Continental makes another sharp capex cut

Analysts comment on revised figures

As commodity price drops continue to put pressure on cash flow for numerous oil and gas companies, Continental Resources expects core assets in the Bakken and SCOOP plays to drive production growth despite another cut to the company's 2015 capital program.

This third cut to 2015 capex drops the budget from $4.6 billion to $2.7 billion and is “certainly the most dramatic cut of the bunch as the unhedged company right sizes its business,” noted analyst with Wunderlich Securities.

To help fortify the balance sheet, the Oklahoma City-based company is lowering its operated rig count from 50 to 31 (38% year over year), with the drop coming quickly as the company expects to exit the first quarter of 2015 with 34 rigs.

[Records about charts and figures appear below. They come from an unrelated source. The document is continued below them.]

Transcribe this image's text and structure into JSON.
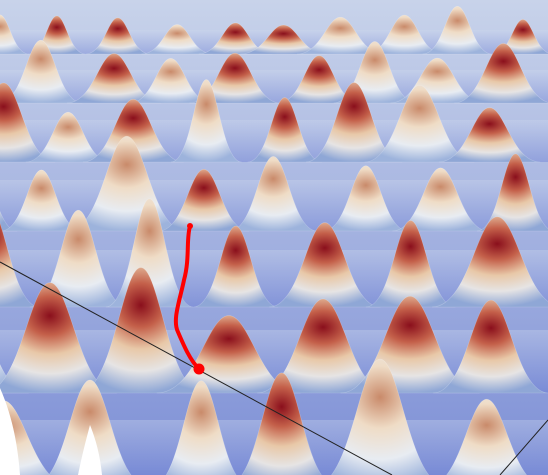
{
  "scene": {
    "colormap": {
      "low": "#2b3fd6",
      "mid_low": "#a9c2e6",
      "mid": "#f1ece2",
      "mid_high": "#d9a27f",
      "high": "#8a0f1c"
    },
    "path_color": "#ff0000",
    "guide_line_color": "#222222",
    "background": "#ffffff"
  }
}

In the company’s core North Dakota Bakken and SCOOP Woodford/Springer plays, rigs are expected to drop to 11 and 16, down 42% and 38%, respectively, noted analysts with Stiefel following the news.  Four rigs are expected to remain in Northwest Cana, where 50% of the costs applicable to the company's interest is being carried by a JV partner.

This level of activity is projected to yield 16% to 20% production growth in 2015 compared to estimated 2014 production.

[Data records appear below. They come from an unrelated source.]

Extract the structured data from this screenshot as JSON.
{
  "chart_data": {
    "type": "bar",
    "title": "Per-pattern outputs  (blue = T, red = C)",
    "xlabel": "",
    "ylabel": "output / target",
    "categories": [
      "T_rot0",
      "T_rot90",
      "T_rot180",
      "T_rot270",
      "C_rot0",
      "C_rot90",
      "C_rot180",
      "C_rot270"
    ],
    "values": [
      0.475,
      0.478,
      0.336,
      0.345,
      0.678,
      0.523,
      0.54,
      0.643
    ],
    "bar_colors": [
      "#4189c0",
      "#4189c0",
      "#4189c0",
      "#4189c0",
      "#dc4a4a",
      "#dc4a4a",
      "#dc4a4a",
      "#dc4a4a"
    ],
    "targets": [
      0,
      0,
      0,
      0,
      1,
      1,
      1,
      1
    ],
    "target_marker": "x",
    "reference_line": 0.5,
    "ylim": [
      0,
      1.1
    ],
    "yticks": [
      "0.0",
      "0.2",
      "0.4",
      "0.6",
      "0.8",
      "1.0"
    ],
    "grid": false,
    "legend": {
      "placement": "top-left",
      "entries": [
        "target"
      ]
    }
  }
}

Harold G. Hamm, chairman and CEO, commented, "This revised budget prudently aligns our capital expenditures to lower commodity prices, targeting cash flow neutrality by mid-year 2015. This budget also maintains our financial flexibility and strong balance sheet while continuing to grow production in our core Bakken and SCOOP plays."

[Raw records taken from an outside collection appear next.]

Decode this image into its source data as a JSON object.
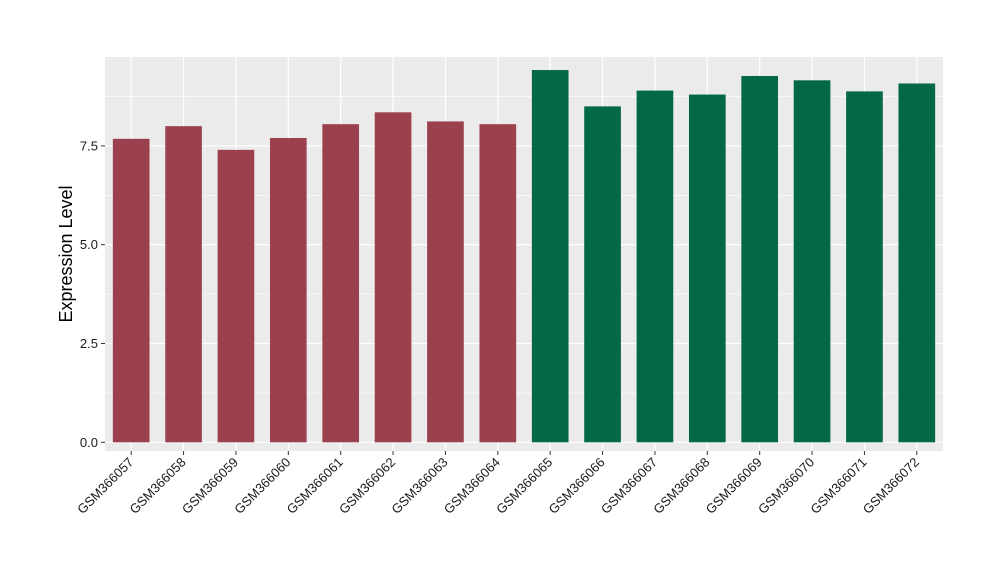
{
  "chart_data": {
    "type": "bar",
    "title": "",
    "xlabel": "",
    "ylabel": "Expression Level",
    "ylim": [
      -0.22,
      9.75
    ],
    "yticks": [
      0.0,
      2.5,
      5.0,
      7.5
    ],
    "ytick_labels": [
      "0.0",
      "2.5",
      "5.0",
      "7.5"
    ],
    "grid": true,
    "legend": "none",
    "categories": [
      "GSM366057",
      "GSM366058",
      "GSM366059",
      "GSM366060",
      "GSM366061",
      "GSM366062",
      "GSM366063",
      "GSM366064",
      "GSM366065",
      "GSM366066",
      "GSM366067",
      "GSM366068",
      "GSM366069",
      "GSM366070",
      "GSM366071",
      "GSM366072"
    ],
    "values": [
      7.68,
      8.0,
      7.4,
      7.7,
      8.05,
      8.35,
      8.12,
      8.05,
      9.42,
      8.5,
      8.9,
      8.8,
      9.27,
      9.16,
      8.88,
      9.08
    ],
    "bar_colors": [
      "#9b414e",
      "#9b414e",
      "#9b414e",
      "#9b414e",
      "#9b414e",
      "#9b414e",
      "#9b414e",
      "#9b414e",
      "#036845",
      "#036845",
      "#036845",
      "#036845",
      "#036845",
      "#036845",
      "#036845",
      "#036845"
    ],
    "panel_background": "#ebebeb",
    "grid_color": "#ffffff"
  }
}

Focus on core assets to drive returns
While continued lower oil prices will shape profitability in some areas, US Energy Information Administration's Adam Sieminski said earlier in December that oil prices are "expected to remain high enough in 2015 to support new drilling in the major shale areas in North Dakota and Texas."

Continental is a key player in the Bakken, and the company expects to complete 188 net wells targeting an increased average estimated ultimate recovery (EUR) of 800,000 boe per well. Completed well cost estimates are expected to average at least 15% below 2014 averages as service costs adjust to lower commodity prices. 

Citing these "aggressive assumptions," Wunderlich Securities analysts noted "the increased EURs and lower OFS cost assumptions certainly play major factors in these changes. These are still to be seen, and likely can have an impact, but with them baked in already we feel there is minimal upside to the figures."

Considering the current 2015-2016 strip, Stifel analysts project Continental will "outspend 2015 and 2016 cash flow by $600 million and $100 million, respectively, which is based on 2015 guidance and a flat budget and 5% y/y growth in 2016. Under this scenario, we project CLR's balance sheet will remain strong and exit 2015 and 2016 with debt/TTM EBITDA ratios of 2.6x and 2.3x and liquidity of $1.2B and $1.0B, respectively. We estimate oil would have to average $70/bl for CLR to achieve cash flow neutrality in 2015."

Overall, the company’s cash flow has fallen along with the underlying commodity and the company's previous decision to monetize its hedges has led to the drastic cuts in 2015 capex, said Stifel analysts, however, they noted, "we see meaningful long-term upside should oil move toward our long-term forecast of $80/bl."